Opinião

Se não é genocídio, como é que chama?

O ex-presidente Jair Bolsonaro não apenas desmontou e desarticulou todas as instâncias de proteção às etnias indígenas do País como verbalizou por diversas vezes sua intenção de não demarcar um milímetro de terras indígenas. Retirou toda a proteção de órgãos como a Funai, colocando inimigos destes povos nos postos de comando e declarando reiteradas vezes sua ideia de assimilação da cultura branca pelos povos originários, muitas vezes em tom raivoso ou de deboche.

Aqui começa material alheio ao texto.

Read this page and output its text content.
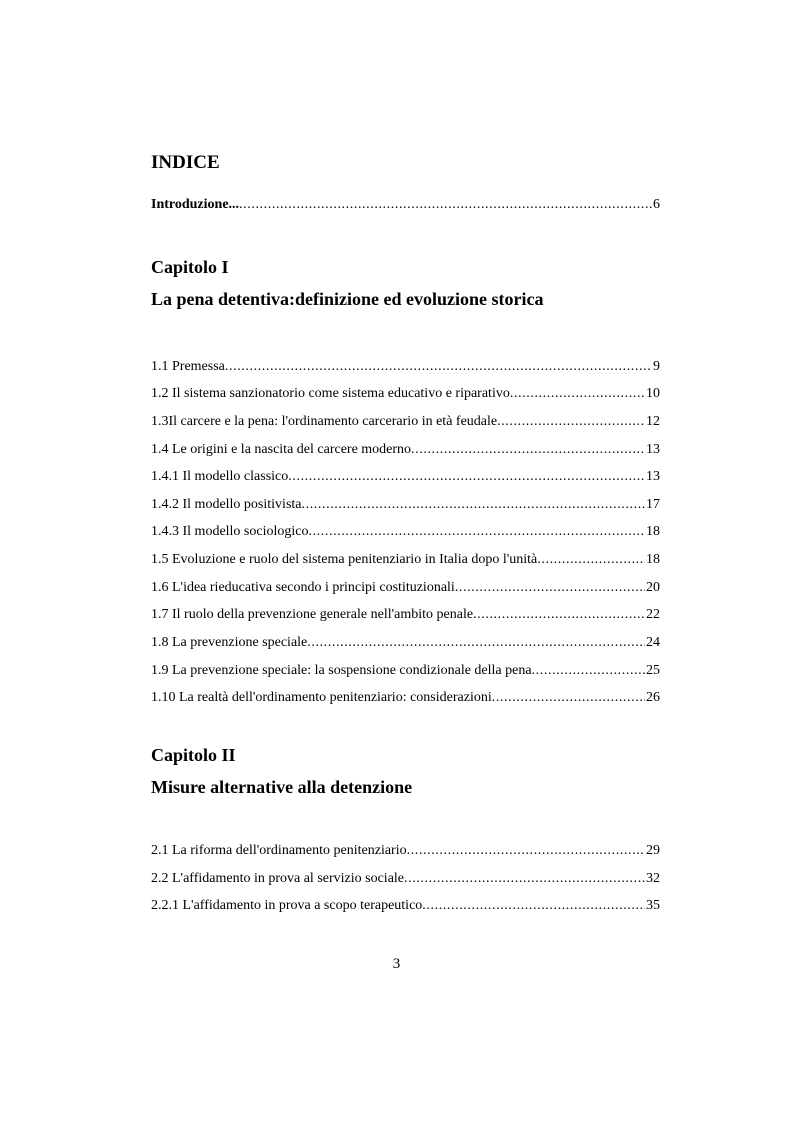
INDICE
Introduzione... .....	6
Capitolo I
La pena detentiva:definizione ed evoluzione storica
1.1 Premessa .....	9
1.2 Il sistema sanzionatorio come sistema educativo e riparativo .....	10
1.3Il carcere e la pena: l'ordinamento carcerario in età feudale .....	12
1.4 Le origini e la nascita del carcere moderno .....	13
1.4.1 Il modello classico .....	13
1.4.2 Il modello positivista .....	17
1.4.3 Il modello sociologico .....	18
1.5 Evoluzione e ruolo del sistema penitenziario in Italia dopo l'unità .....	18
1.6 L'idea rieducativa secondo i principi costituzionali .....	20
1.7 Il ruolo della prevenzione generale nell'ambito penale .....	22
1.8 La prevenzione speciale .....	24
1.9 La prevenzione speciale: la sospensione condizionale della pena .....	25
1.10 La realtà dell'ordinamento penitenziario: considerazioni .....	26
Capitolo II
Misure alternative alla detenzione
2.1 La riforma dell'ordinamento penitenziario .....	29
2.2 L'affidamento in prova al servizio sociale .....	32
2.2.1 L'affidamento in prova a scopo terapeutico .....	35
3
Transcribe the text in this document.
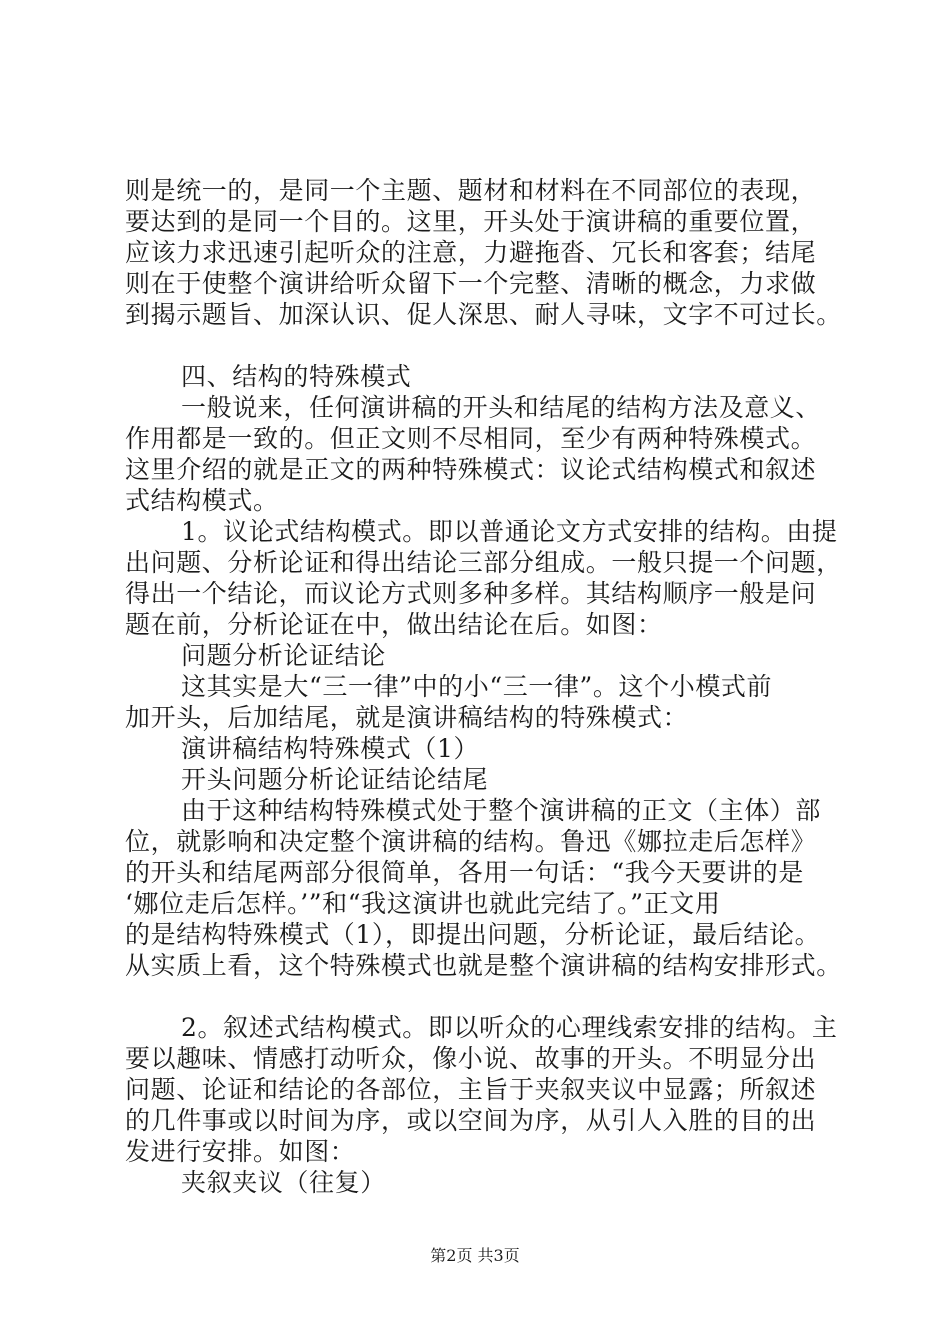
则是统一的，是同一个主题、题材和材料在不同部位的表现，
要达到的是同一个目的。这里，开头处于演讲稿的重要位置，
应该力求迅速引起听众的注意，力避拖沓、冗长和客套；结尾
则在于使整个演讲给听众留下一个完整、清晰的概念，力求做
到揭示题旨、加深认识、促人深思、耐人寻味，文字不可过长。
四、结构的特殊模式
一般说来，任何演讲稿的开头和结尾的结构方法及意义、
作用都是一致的。但正文则不尽相同，至少有两种特殊模式。
这里介绍的就是正文的两种特殊模式：议论式结构模式和叙述
式结构模式。
1。议论式结构模式。即以普通论文方式安排的结构。由提
出问题、分析论证和得出结论三部分组成。一般只提一个问题，
得出一个结论，而议论方式则多种多样。其结构顺序一般是问
题在前，分析论证在中，做出结论在后。如图：
问题分析论证结论
这其实是大“三一律”中的小“三一律”。这个小模式前
加开头，后加结尾，就是演讲稿结构的特殊模式：
演讲稿结构特殊模式（1）
开头问题分析论证结论结尾
由于这种结构特殊模式处于整个演讲稿的正文（主体）部
位，就影响和决定整个演讲稿的结构。鲁迅《娜拉走后怎样》
的开头和结尾两部分很简单，各用一句话：“我今天要讲的是
‘娜位走后怎样。’”和“我这演讲也就此完结了。”正文用
的是结构特殊模式（1），即提出问题，分析论证，最后结论。
从实质上看，这个特殊模式也就是整个演讲稿的结构安排形式。
2。叙述式结构模式。即以听众的心理线索安排的结构。主
要以趣味、情感打动听众，像小说、故事的开头。不明显分出
问题、论证和结论的各部位，主旨于夹叙夹议中显露；所叙述
的几件事或以时间为序，或以空间为序，从引人入胜的目的出
发进行安排。如图：
夹叙夹议（往复）
第2页 共3页
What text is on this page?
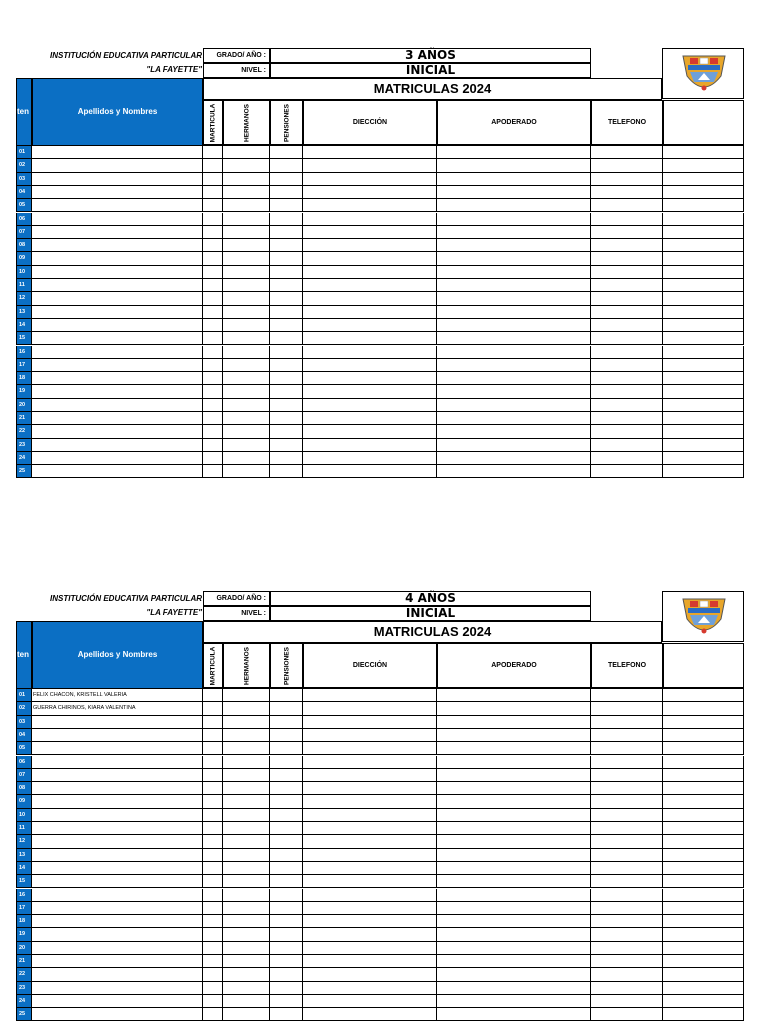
INSTITUCIÓN EDUCATIVA PARTICULAR
"LA FAYETTE"
GRADO/ AÑO :	3 AÑOS
NIVEL :	INICIAL
MATRICULAS 2024
ten	Apellidos y Nombres	MARTICULA	HERMANOS	PENSIONES	DIECCIÓN	APODERADO	TELEFONO
01
02
03
04
05
06
07
08
09
10
11
12
13
14
15
16
17
18
19
20
21
22
23
24
25
INSTITUCIÓN EDUCATIVA PARTICULAR
"LA FAYETTE"
GRADO/ AÑO :	4 AÑOS
NIVEL :	INICIAL
MATRICULAS 2024
ten	Apellidos y Nombres	MARTICULA	HERMANOS	PENSIONES	DIECCIÓN	APODERADO	TELEFONO
01	FELIX CHACON, KRISTELL VALERIA
02	GUERRA CHIRINOS, KIARA VALENTINA
03
04
05
06
07
08
09
10
11
12
13
14
15
16
17
18
19
20
21
22
23
24
25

Além disso, e, principalmente, estimulou a ocupação de terras, inclusive terras demarcadas, de diversas etnias, por garimpeiros, madeiros, grileiros e fazendeiros, que, movidos pela cobiça, foram responsáveis por inúmeros assassinatos, estupros, outros atos de violência e destruição ambiental. A cena mais evidente é a da reunião ministerial que manifesta o desejo de “liberar a boiada” em relação ao meio ambiente.

A tragédia Yanomami é a de maior visibilidade. E embora tenha sido amplamente divulgada, o governo de Jair Bolsonaro nada fez para resolver a situação. Pelo contrário, seguiu estimulando a violência contra os povos originários ao retirar as forças de segurança de apoio aos indígenas e deixa-los à mercê de seus algozes (garimpeiros, madeireiros, grileiros, fazendeiros e afins).

Ao mesmo tempo, para forçar a entrada dos destruidores e enfraquecer a resistência indígena, Bolsonaro desmantelou a Funai, Ibama, ministérios, autarquias, serviços de saúde e redes de proteção.

Só no último ano foi registrada a morte de 99 crianças yanomamis. Sem determinar datas, o Ministério dos Povos Indígens informa ainda que ao menos 570 crianças foram mortas pela contaminação por mercúrio, desnutrição e fome. Na conta do governo fascista entram ainda as inúmeras mortes pela covid-19 entre indígenas, a maioria sequer contabilizada, e os assassinatos, como os que ocorreram recentemente na Bahia, os de Dom Bruno, defensores da floresta e seu povo, e centenas de outros, impunemente.

O conceito jurídico de genocídio, seja cometido em tempo de paz ou de guerra, como durante os conflitos nos balcãs ou entre etnias na África, é um crime sob o direito internacional. Tanto a Convenção para a Prevenção e a Repressão do Crime de Genocídio, de 1948, quanto o Estatuto de Roma do Tribunal Penal Internacional (TPI), em 1998, têm definição parecida:

“Artigo II – Na presente Convenção, entende-se por ‘genocídio’ qualquer dos seguintes atos, cometidos com a intenção de destruir, no todo ou em parte, um grupo nacional, étnico, racial ou religioso, tal como:

A) Assassinato de membros do grupo.

B) Dano grave à integridade física ou mental de membros do grupo;

C) Submissão intencional do grupo a condições de existência que lhe ocasionem a destruição física total ou parcial;

D) Medidas destinadas a impedir os nascimentos no seio do grupo;

E) Transferência forçada de menores do grupo para outro grupo.

Então, se a atual situação dos Yanomamis não é um genocídio intencionalmente provocado por Jair Bolsonaro, qual outra definição deveria ter?

Talvez assassinato em massa, que é a mesma coisa. E impregna de sangue da mesma forma as digitais deste genocida em fuga.

(*) Fernando Benedito Jr. é editor do DP.